Before sisters Annie and Robin Korkki were found dead on the same hotel bed, they embarked on what their Minnesota family called a “dream” African vacation: beach trips through Kenya, Tanzania, and Zanzibar; a safari; and one final stay at a luxury island resort in the Seychelles.
Anne “Annie” Korkki, 37, and Robin Korkki, 42, left for Africa on September 1 and checked into a private villa at Maia Luxury Resort two weeks later, on the popular island of Mahé, located more than 900 miles off Africa’s eastern coast. Their seventh day on the hotel’s lush grounds (where rooms cost $2,000 a night) looked much like any other day for a typical resorter: They were seen drinking at bars throughout the hotel. Later that night, a butler and resort staff helped them return to their room.

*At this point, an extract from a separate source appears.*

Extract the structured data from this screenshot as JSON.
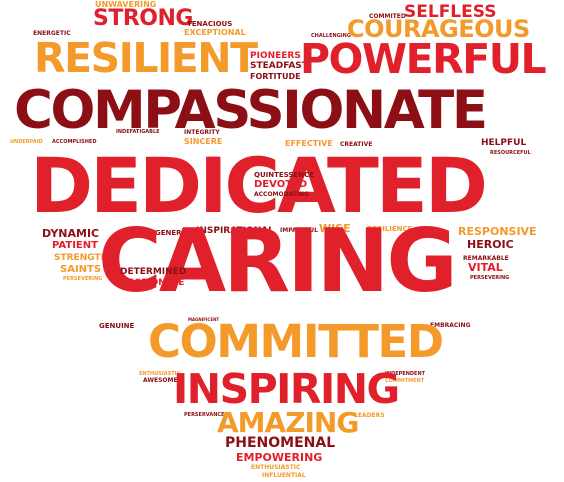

What happened after they locked the villa’s door that night isn’t clear. After a butler remained locked out the next morning, an employee tried to wake the sisters, failed, and hotel officials called the police. Authorities found them “unresponsive” on the same bed.
Undisclosed medications were reportedly taken from the room as part of the investigation, but there were no “signs of violence,” according to authorities, and “no marks on them whatsoever,” Seychelles tourism minister Alain St. Ange told NBC News. A Seychelles police spokesperson said the room was undisturbed.
It didn’t make sense: Both women were physically active and experienced travelers, according to family and friends. Annie Korkki worked at a JPMorgan Chase in Denver; Robin Korkki was a financial trader in Chicago. After their mother and two brothers flew thousands of miles to the Seychelles, police released an inconclusive autopsy report showing they died of “acute pulmonary and cerebral edema” — water drowning, but each in different ways: Both Annie Korkki’s lungs and brain were full of fluid, but excess water was found in only Robin Korkki’s lungs.
A forensic pathologist told the Chicago Tribune that pulmonary edema is a “non-specific finding,” though drug use and poisons can trigger the condition. A police spokesperson said investigators will learn more from a toxicology report sent to a lab about 1,000 miles away, on the island of Mauritius.
While the Korkki family works with authorities and the U.S. embassy to bring the sisters’ bodies back to the U.S., their brother Chris Korkki told the Minnesota Star Tribune the family had learned details only from “articles flying around online,” and nothing from officials prior to the autopsy. “Our family is still very much in shock,” he said. “We’re devastated.”